Healthcare price transparency continues to be an ongoing struggle for payers and patients. While grocery stores service competitive prices for a box of cereal, the variability in prices for the same healthcare service sees a huge differential. A new report released by Castlight Health underscores this problem, with the pricing of mammograms in 30 largest cities in the United States as a case study.
For the study, Castlight Health examined the pricing of OB/GYN follow-up visits, preventative gynecological exams, mammograms, and HPV tests across states, using medical claims data. Additionally, provider information, provider rate sheets (payer-provider negotiated rates), and some publicly available information was included in the data set. Employee out-of-pocket cost added to the amount paid by the employer was defined as the price of a service.

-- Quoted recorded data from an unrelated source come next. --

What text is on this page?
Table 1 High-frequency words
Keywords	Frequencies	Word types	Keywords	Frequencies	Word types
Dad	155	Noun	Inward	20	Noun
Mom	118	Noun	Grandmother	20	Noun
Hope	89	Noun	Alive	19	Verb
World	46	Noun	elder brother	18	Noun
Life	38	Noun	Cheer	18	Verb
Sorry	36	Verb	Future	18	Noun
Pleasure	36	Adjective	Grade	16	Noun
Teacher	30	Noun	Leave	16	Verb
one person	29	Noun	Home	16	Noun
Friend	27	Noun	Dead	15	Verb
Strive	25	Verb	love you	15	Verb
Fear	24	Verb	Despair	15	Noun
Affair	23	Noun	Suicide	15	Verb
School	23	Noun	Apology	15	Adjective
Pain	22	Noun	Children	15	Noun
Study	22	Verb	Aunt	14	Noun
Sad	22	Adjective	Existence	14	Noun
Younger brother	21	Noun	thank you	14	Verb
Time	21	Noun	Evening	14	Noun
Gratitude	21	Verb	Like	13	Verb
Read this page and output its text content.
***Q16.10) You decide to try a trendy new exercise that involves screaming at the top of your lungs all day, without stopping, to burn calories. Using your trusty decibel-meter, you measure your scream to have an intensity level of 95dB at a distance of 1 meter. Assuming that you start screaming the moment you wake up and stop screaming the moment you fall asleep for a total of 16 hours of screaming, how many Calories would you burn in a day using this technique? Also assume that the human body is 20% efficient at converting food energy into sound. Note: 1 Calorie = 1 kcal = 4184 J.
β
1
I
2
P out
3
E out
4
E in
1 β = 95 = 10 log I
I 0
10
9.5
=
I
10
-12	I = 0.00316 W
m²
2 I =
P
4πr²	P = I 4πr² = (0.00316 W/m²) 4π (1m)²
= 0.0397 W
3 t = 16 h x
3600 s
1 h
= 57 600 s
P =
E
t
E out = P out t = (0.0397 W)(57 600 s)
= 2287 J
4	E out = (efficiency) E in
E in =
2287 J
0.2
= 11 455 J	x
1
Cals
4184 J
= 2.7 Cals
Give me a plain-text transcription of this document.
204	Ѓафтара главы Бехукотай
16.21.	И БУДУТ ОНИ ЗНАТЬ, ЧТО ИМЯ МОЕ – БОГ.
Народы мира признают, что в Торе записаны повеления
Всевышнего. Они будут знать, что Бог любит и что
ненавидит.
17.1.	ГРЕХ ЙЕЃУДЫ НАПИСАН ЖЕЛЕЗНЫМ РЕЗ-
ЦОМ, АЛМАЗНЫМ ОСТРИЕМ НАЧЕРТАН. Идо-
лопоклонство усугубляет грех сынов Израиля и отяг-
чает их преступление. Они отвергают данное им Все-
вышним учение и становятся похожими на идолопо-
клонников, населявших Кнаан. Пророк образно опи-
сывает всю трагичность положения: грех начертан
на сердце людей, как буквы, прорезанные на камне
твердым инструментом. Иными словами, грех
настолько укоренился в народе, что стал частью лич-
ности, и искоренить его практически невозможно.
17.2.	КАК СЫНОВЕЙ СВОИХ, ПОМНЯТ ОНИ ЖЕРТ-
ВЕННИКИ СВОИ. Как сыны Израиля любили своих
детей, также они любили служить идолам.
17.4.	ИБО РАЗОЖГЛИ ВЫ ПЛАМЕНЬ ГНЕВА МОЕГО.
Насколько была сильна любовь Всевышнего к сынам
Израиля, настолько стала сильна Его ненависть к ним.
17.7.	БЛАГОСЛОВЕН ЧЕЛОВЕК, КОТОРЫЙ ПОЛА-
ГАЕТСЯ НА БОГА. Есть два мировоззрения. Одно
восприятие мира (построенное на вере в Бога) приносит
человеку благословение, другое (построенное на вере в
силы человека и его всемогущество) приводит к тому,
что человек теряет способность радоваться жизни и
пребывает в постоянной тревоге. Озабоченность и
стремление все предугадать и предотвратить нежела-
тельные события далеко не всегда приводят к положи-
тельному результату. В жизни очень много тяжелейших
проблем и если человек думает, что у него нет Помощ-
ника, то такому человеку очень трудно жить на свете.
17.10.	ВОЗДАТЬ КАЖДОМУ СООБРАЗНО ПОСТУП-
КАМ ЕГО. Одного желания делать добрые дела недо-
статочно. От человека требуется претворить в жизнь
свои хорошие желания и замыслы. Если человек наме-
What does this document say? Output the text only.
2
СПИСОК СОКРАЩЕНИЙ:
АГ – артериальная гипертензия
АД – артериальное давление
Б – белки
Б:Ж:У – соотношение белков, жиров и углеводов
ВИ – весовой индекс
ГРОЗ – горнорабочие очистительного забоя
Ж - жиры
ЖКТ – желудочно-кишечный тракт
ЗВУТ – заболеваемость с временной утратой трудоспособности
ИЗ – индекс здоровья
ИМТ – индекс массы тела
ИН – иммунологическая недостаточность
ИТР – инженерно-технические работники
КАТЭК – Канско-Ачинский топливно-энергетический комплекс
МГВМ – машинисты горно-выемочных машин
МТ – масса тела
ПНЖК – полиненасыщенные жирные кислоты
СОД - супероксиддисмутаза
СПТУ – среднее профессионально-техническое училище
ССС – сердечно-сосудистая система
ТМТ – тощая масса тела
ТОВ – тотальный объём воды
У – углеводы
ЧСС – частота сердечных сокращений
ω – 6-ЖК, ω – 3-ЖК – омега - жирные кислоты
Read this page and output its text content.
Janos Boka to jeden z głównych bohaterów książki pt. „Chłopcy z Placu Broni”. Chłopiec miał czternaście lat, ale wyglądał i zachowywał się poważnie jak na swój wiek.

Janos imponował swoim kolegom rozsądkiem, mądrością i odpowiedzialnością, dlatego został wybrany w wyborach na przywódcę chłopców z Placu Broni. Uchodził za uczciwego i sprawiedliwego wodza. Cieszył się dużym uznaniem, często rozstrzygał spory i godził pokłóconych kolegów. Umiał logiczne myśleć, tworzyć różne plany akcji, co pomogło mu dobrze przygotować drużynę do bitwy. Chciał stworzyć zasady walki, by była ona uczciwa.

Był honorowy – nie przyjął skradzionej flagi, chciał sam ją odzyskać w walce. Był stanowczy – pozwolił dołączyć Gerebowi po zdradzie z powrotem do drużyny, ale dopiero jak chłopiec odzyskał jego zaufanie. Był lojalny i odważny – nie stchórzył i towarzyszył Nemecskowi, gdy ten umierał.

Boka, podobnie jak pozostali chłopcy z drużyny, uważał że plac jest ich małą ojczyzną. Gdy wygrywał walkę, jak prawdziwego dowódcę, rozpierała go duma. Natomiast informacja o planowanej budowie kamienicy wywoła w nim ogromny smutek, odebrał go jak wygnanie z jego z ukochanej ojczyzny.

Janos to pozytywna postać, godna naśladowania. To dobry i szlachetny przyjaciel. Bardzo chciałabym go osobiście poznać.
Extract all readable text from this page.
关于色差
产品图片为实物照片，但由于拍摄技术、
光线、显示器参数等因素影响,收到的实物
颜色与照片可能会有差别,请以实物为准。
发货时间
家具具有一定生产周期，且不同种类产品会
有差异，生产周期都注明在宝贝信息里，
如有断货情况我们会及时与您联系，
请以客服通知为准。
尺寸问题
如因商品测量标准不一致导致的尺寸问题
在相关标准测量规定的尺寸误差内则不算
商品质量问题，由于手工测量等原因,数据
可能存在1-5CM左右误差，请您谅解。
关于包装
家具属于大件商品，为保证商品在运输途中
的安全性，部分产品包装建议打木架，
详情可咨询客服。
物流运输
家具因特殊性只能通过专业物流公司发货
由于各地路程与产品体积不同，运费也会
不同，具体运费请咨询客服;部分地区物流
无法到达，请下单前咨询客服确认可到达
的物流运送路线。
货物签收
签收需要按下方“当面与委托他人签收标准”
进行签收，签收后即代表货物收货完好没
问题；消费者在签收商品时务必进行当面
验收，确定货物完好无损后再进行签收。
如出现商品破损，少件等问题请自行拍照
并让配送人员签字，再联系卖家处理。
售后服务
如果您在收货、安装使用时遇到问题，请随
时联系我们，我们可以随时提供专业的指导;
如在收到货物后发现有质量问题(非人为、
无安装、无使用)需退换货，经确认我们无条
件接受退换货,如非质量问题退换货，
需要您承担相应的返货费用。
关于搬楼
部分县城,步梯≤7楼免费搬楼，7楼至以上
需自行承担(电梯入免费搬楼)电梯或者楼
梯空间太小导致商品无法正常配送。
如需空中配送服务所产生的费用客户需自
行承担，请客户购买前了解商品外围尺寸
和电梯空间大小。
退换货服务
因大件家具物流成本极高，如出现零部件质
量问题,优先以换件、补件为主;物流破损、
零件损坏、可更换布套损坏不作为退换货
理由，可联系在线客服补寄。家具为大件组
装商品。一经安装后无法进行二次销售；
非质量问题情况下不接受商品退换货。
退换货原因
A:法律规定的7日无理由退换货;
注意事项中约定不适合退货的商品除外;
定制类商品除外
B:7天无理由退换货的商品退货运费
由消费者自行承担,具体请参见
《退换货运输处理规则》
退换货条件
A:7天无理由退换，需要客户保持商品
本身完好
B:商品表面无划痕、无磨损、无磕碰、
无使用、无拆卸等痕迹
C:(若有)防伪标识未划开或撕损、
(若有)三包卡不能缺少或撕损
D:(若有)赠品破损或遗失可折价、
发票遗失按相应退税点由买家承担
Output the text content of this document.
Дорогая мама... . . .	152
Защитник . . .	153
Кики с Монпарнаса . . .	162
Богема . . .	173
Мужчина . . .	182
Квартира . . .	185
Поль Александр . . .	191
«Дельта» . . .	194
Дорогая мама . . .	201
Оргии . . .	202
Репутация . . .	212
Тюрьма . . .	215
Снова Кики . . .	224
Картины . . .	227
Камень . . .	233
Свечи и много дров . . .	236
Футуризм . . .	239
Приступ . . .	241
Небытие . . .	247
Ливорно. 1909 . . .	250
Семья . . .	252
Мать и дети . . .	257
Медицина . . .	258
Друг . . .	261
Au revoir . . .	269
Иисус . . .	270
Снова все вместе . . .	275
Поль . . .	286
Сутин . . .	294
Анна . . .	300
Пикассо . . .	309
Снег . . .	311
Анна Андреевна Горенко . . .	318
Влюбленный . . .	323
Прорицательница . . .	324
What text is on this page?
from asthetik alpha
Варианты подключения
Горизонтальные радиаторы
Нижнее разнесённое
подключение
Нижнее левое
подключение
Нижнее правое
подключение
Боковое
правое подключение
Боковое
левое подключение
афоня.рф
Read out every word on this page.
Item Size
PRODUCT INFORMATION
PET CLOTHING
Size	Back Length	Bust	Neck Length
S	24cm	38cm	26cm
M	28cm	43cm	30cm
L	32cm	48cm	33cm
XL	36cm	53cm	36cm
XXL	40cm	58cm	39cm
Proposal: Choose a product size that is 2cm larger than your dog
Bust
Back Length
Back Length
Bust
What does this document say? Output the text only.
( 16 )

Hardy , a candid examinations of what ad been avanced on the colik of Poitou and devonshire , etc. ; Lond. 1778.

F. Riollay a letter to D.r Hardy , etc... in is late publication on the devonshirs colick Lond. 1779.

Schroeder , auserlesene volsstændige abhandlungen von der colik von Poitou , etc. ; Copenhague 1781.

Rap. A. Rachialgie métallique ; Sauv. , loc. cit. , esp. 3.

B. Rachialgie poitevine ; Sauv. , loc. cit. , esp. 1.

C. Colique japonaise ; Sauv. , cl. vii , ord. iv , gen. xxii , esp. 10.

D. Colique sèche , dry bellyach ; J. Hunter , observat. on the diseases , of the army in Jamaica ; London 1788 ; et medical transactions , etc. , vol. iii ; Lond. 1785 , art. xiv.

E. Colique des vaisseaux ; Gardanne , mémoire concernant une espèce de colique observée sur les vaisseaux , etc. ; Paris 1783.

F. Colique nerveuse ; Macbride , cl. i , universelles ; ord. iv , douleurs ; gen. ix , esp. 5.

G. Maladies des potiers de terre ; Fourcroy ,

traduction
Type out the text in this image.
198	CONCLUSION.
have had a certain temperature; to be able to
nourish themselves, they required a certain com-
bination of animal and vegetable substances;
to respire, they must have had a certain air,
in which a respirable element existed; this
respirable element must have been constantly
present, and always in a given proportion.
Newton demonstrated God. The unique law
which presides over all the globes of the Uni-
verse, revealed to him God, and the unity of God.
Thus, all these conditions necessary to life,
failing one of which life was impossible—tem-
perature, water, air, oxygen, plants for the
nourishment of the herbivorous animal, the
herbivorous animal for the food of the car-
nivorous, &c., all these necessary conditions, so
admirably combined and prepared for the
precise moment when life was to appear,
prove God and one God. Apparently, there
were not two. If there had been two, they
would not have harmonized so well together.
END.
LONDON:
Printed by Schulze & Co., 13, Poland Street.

The results were astounding—a 44x variation in the cost of a mammogram across the 30 cities, ranging from $43 (Sarasota-Bradenton, FL) to $1898 (NY, Northern NJ, Long Island). The analysis notes that women in the larger metropolitan areas are charged exorbitantly higher—with huge price variations—for an important preventive test. While some cities included in the study (including Holland, MI; Sharon, PA; Columbia, MO; Daytona Beach, FL) had no price variation, some saw a variation that ranged from 2-fold (including Pittsburgh, PA and New Orleans, LA) to nearly 21-fold (Dallas-Fort Worth, TX) in the same city.
According to Jonathan Rende, chief research and development officer at Castlight Health, these findings speak to our broken healthcare system. “We’ve seen over the years that women are bigger consumers of health care than men in general and we wanted to drill into some of the more common services and see how those varied,” Rende said when speaking about their study.